Si pude ver al docente lo olvidé, como se olvidan los malos
momentos cuando somos felices. Recuerdo, sí, a los y las jóvenes sentadas al
azar –o bajo el secreto orden de los clanes, que solo podría conocer si fuera parte
de ellos. Ninguno miraba al frente, hacia el maestro. Todos se aplicaban a
algo: leían, unos; escribían, otros; muchos escuchaban radio a través de sus
celulares con audífonos; charlaban entre sí los menos.
Pensé, dios mío, cuánto quisiera que me preguntaran más por
el átomo, esa ambivalencia inventada por los griegos a base de simples
deducciones lógicas (acaso la mejor defensa en favor de los átomos se encuentra
en el cuento el Libro de Arena, de Borges, donde se especula y teme dar a las
llamas a un libro de infinitas hojas –es decir, de continua materia (las hojas)
siempre divisibles en una parte más- ¡cuyo
arder bien podría incinerar al mundo!); los átomos, decía, despreciados y
erradicados del pensar antiguo por tipos de la calaña de Platón, quien mandó
quemar cuanto libro se hallara de Demócrito; los átomos, digo, creados en el siglo
IV AC y despreciados por Aristóteles, el “Filósofo”, como lo llamaban, quien
asentó por un milenio esa tontería de los cuatro elementos, más el empíreo y la
materia sutil, el éter, que bien duró hasta entrados los años 20 del siglo pasado.
Pensé, cuánto me gusta
hablar sobre el átomo, sobre los
diversos conceptos que le dieron consistencia, sobre los genios que pudieron
acotarlo; sobre aquellos que le dieron forma, peso, densidad, carga y varias
propiedades más, las cuales ignoro.

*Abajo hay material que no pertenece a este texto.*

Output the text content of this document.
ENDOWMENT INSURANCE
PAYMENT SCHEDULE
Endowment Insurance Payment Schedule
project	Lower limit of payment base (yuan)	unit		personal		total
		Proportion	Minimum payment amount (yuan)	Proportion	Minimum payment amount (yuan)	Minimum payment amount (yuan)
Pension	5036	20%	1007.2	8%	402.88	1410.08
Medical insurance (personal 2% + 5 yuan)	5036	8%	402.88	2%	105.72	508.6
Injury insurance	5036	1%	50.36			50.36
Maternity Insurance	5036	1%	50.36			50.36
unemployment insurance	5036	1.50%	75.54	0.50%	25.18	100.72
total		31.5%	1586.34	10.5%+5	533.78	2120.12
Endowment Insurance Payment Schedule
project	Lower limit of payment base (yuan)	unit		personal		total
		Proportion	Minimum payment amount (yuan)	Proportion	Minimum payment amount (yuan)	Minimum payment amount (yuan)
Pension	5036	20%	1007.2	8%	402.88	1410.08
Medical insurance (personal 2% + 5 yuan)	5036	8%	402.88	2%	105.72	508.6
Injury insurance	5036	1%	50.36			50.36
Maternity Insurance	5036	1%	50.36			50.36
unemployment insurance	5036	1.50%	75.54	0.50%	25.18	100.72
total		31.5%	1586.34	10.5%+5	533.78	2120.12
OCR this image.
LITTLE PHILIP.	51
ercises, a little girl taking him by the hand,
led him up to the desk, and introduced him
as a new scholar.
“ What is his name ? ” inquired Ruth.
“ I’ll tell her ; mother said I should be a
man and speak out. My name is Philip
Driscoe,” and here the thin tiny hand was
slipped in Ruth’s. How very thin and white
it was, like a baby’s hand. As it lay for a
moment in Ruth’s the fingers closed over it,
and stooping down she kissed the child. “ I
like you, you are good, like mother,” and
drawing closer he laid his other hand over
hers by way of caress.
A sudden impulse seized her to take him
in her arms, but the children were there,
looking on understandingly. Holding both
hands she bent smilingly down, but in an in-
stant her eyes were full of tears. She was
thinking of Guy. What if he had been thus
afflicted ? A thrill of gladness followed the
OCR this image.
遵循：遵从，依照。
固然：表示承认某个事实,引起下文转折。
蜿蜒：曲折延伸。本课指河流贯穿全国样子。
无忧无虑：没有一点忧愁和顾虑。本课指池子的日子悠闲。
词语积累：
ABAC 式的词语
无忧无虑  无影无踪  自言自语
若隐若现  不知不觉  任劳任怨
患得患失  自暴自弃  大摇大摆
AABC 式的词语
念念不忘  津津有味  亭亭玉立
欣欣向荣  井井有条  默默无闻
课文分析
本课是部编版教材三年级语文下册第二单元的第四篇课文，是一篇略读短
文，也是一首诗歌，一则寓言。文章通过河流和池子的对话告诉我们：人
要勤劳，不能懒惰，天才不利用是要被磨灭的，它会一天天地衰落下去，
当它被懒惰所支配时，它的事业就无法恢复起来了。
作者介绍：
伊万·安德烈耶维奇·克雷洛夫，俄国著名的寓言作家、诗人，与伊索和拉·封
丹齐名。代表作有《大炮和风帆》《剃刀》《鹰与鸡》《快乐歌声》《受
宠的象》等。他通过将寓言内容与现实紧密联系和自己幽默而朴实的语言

Y los otros genios, los que, por avanzar,
retrocedieron, y nos dieron otra vez un mundo sin partículas ni certezas, sino
poblado de ondas y azar.
¿Será parte de mi estupidez que me atraen las aulas aitas de
gentes, ávidas por saber, como compruebo cada vez que puedo, cuando comparto
una charla o taller -gratuito y abierto- en cualquier lado?
¿Será mi estolidez la que me hace amar cada pregunta como una
oportunidad invaluable de hablar sobre ciencia, saberes, filosofías, conceptos,
posibilidades?
Sé que hay en mí una impaciencia que nace en mi
creencia acerca de que me esfuerzo en hacer bien las cosas, que trato de atraer
gentes hacia las ciencias, en especial hacia la astronomía –y no es así, son
infinitos mis errores.
Si envidio a los colegas docentes y a los estudiados
profesionales es porque están allí, viven entre las paredes de un colegio,
entre esas mentes sanas, jóvenes, capaces de comprenderlo todo, en especial aquello
que a mí se me escapa.
En Santa fe la escuela va bastante bien, creo. Modifica sus
taras y lastres de a poco. Pero persisten docentes como este, capaces de hacer
que un alumno acalle sus urgencias, sus curiosidades, su intelectualidad acerca
del mundo.
Por último, espero poder encontrar al Sarmiento de marras y
recordarle que, antes que nada -antes que nada y desde los libros de Epicuro-,
bien sabemos que, si algo posee un átomo, es movimiento, espacio y tiempo.